Un ami dont la vie a de multiples facettes a en tête un possible dîner chez un restaurateur qui a eu pendant quelques années le titre de meilleur restaurant du Monde par l’un des médias les plus sérieux qui attribuent ce type de prix. Je l’invite à déjeuner au restaurant Le Sergent Recruteur où officie Alain Pégouret qui a fait pour moi tant de dîners au restaurant Laurent.
J’arrive à 11 heures pour ouvrir la bouteille que j’ai apportée, après un périple en voiture invraisemblablement long, car la Mairie de Paris veut dégoûter tous les banlieusards de venir à Paris. J’ai choisi un Château Gruaud-Larose-Sarget 1934. C’est en 1867 que Gruaud-Larose s’est séparé en deux Gruaud-Larose distincts, le Sarget et le Bethmann devenu Faure-Bethmann, deux propriétés distinctes qui se sont réunies grâce à Cordier en 1934, négociant qui venait de les racheter. 1934 sera le dernier millésime où l’on a distingué les deux propriétés. Nous boirons donc le dernier Sarget.
L’étiquette est belle, le haut de la capsule est doré est de grande beauté. Le niveau est entre haute épaule et mi- épaule, ce qui est acceptable pour un vin de 90 ans. Le bouchon vient en mille morceaux du fait d’un pincement du goulot qui l’empêche de monter sans se déchirer.
Le nez est prometteur et Aurélien le sympathique et compétent sommelier pense de même. Je demande à Aurélien un champagne pour le repas. Aurélien a une très grande connaissance des champagnes de vignerons qui travaillent à la pureté et l’authenticité des vins. Je goûte un champagne qui est toujours millésimé, d’un millésime très récent, et c’est un peu dur pour moi de goûter ce champagne si jeune et sans aucune concession. Aurélien me verse ensuite un champagne fait selon la forme d’une solera commencée en 1990. Il y a beaucoup plus de matière et de consistance. Ce sera le champagne du début de repas.
Ayant du temps devant moi, je vois en cuisine de beaux petits poulets qui me tentent et une préparation de lotte.
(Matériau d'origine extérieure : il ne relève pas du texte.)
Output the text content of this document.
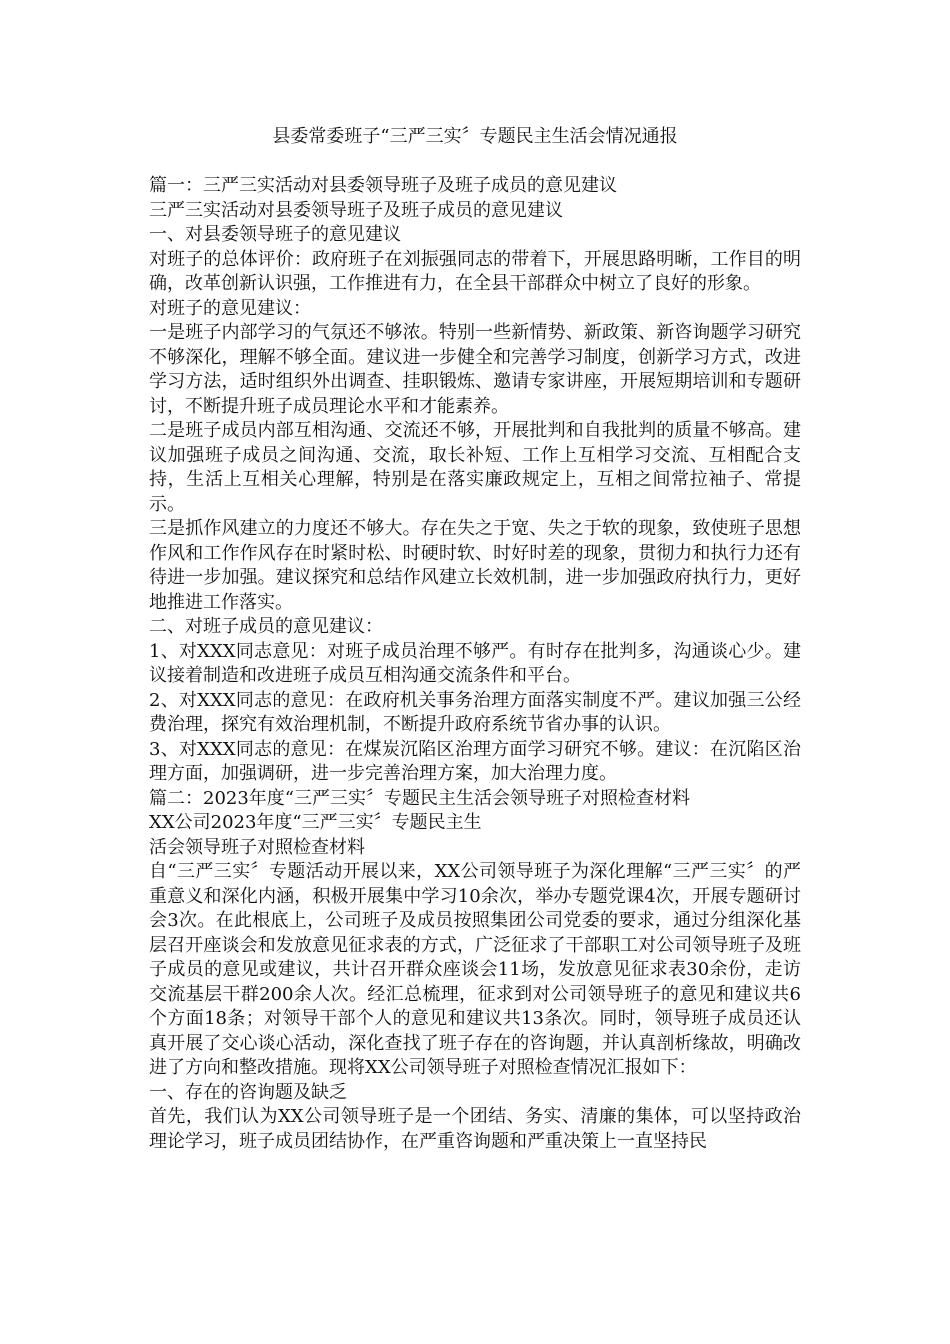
县委常委班子“三严三实〞专题民主生活会情况通报

篇一：三严三实活动对县委领导班子及班子成员的意见建议

三严三实活动对县委领导班子及班子成员的意见建议

一、对县委领导班子的意见建议

对班子的总体评价：政府班子在刘振强同志的带着下，开展思路明晰，工作目的明确，改革创新认识强，工作推进有力，在全县干部群众中树立了良好的形象。

对班子的意见建议：

一是班子内部学习的气氛还不够浓。特别一些新情势、新政策、新咨询题学习研究不够深化，理解不够全面。建议进一步健全和完善学习制度，创新学习方式，改进学习方法，适时组织外出调查、挂职锻炼、邀请专家讲座，开展短期培训和专题研讨，不断提升班子成员理论水平和才能素养。

二是班子成员内部互相沟通、交流还不够，开展批判和自我批判的质量不够高。建议加强班子成员之间沟通、交流，取长补短、工作上互相学习交流、互相配合支持，生活上互相关心理解，特别是在落实廉政规定上，互相之间常拉袖子、常提示。

三是抓作风建立的力度还不够大。存在失之于宽、失之于软的现象，致使班子思想作风和工作作风存在时紧时松、时硬时软、时好时差的现象，贯彻力和执行力还有待进一步加强。建议探究和总结作风建立长效机制，进一步加强政府执行力，更好地推进工作落实。

二、对班子成员的意见建议：

1、对XXX同志意见：对班子成员治理不够严。有时存在批判多，沟通谈心少。建议接着制造和改进班子成员互相沟通交流条件和平台。

2、对XXX同志的意见：在政府机关事务治理方面落实制度不严。建议加强三公经费治理，探究有效治理机制，不断提升政府系统节省办事的认识。

3、对XXX同志的意见：在煤炭沉陷区治理方面学习研究不够。建议：在沉陷区治理方面，加强调研，进一步完善治理方案，加大治理力度。

篇二：2023年度“三严三实〞专题民主生活会领导班子对照检查材料

XX公司2023年度“三严三实〞专题民主生

活会领导班子对照检查材料

自“三严三实〞专题活动开展以来，XX公司领导班子为深化理解“三严三实〞的严重意义和深化内涵，积极开展集中学习10余次，举办专题党课4次，开展专题研讨会3次。在此根底上，公司班子及成员按照集团公司党委的要求，通过分组深化基层召开座谈会和发放意见征求表的方式，广泛征求了干部职工对公司领导班子及班子成员的意见或建议，共计召开群众座谈会11场，发放意见征求表30余份，走访交流基层干群200余人次。经汇总梳理，征求到对公司领导班子的意见和建议共6个方面18条；对领导干部个人的意见和建议共13条次。同时，领导班子成员还认真开展了交心谈心活动，深化查找了班子存在的咨询题，并认真剖析缘故，明确改进了方向和整改措施。现将XX公司领导班子对照检查情况汇报如下：

一、存在的咨询题及缺乏

首先，我们认为XX公司领导班子是一个团结、务实、清廉的集体，可以坚持政治理论学习，班子成员团结协作，在严重咨询题和严重决策上一直坚持民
Ça pourrait faire mon repas.
Mon ami arrive et nous commençons par la traditionnelle et incontournable rillette de maquereau moutardée, qui met en valeur le champagne que je n’ai pas eu le réflexe de photographier et me reste donc inconnu.
Mon menu sera lotte contisée à l’anguille fumée, cuite au beurre d’amande, une ‘rôtie’, tatin de choux et pomme granny, sauce verjutée / volaille de Luteau rôtie à l’ail noir sous la peau, celtuces et bimis, fleurette d’herbes fortes et thé matcha. Mon ami prendra un menu très différent mais nos plats s’accorderont avec le vin qui apparaît maintenant.
Quand je verse le Château Gruaud-Larose-Sarget 1934 je suis étonné de voir le vin aussi clairet. Je constate que les parois de la bouteille sont noires. Le vin a collé au verre et ce que je verse est un peu dépigmenté. Le parfum du vin m’évoque un fût en cave dont on a soulevé la bonde. Quand on sent le vin à l’intérieur du fût, on a cette odeur. Aurélien à qui je sers un peu de vin a strictement la même sensation.
En bouche, ce qui m’étonne c’est que le fruit qui s’expose est puissant. Qu’un vin de 90 ans ait un tel fruit est étonnant. Mais le vin n’a pas de puissance. Il est clairet avec une acidité délicate. Beaucoup d’amateurs seraient rebutés par le manque de consistance, mais j’aime ce vin tel qu’il est là, atypique combinant un beau fruit et une délicate acidité. J’ai connu des Gruaud-Larose beaucoup plus généreux, mais ce vin se boit bien et nous finirons la bouteille.
Le bas de la bouteille donne un vin beaucoup plus foncé, plus riche et de plus forte personnalité. Il se trouve que j’ai bu 153 vins de 1934. Je situerais le vin que nous buvons dans le troisième tiers qualitatif, mais j’ai aimé ce vin comme il s’est présenté, étonné par son aussi beau fruit.
Les deux plats ont eu des cuissons idéales. Alain Pégouret est heureux dans son restaurant, Aurélien est un sommelier pertinent et chaleureux. Nous avons avec mon ami exploré des idées à mettre en œuvre. Ce fut un beau déjeuner.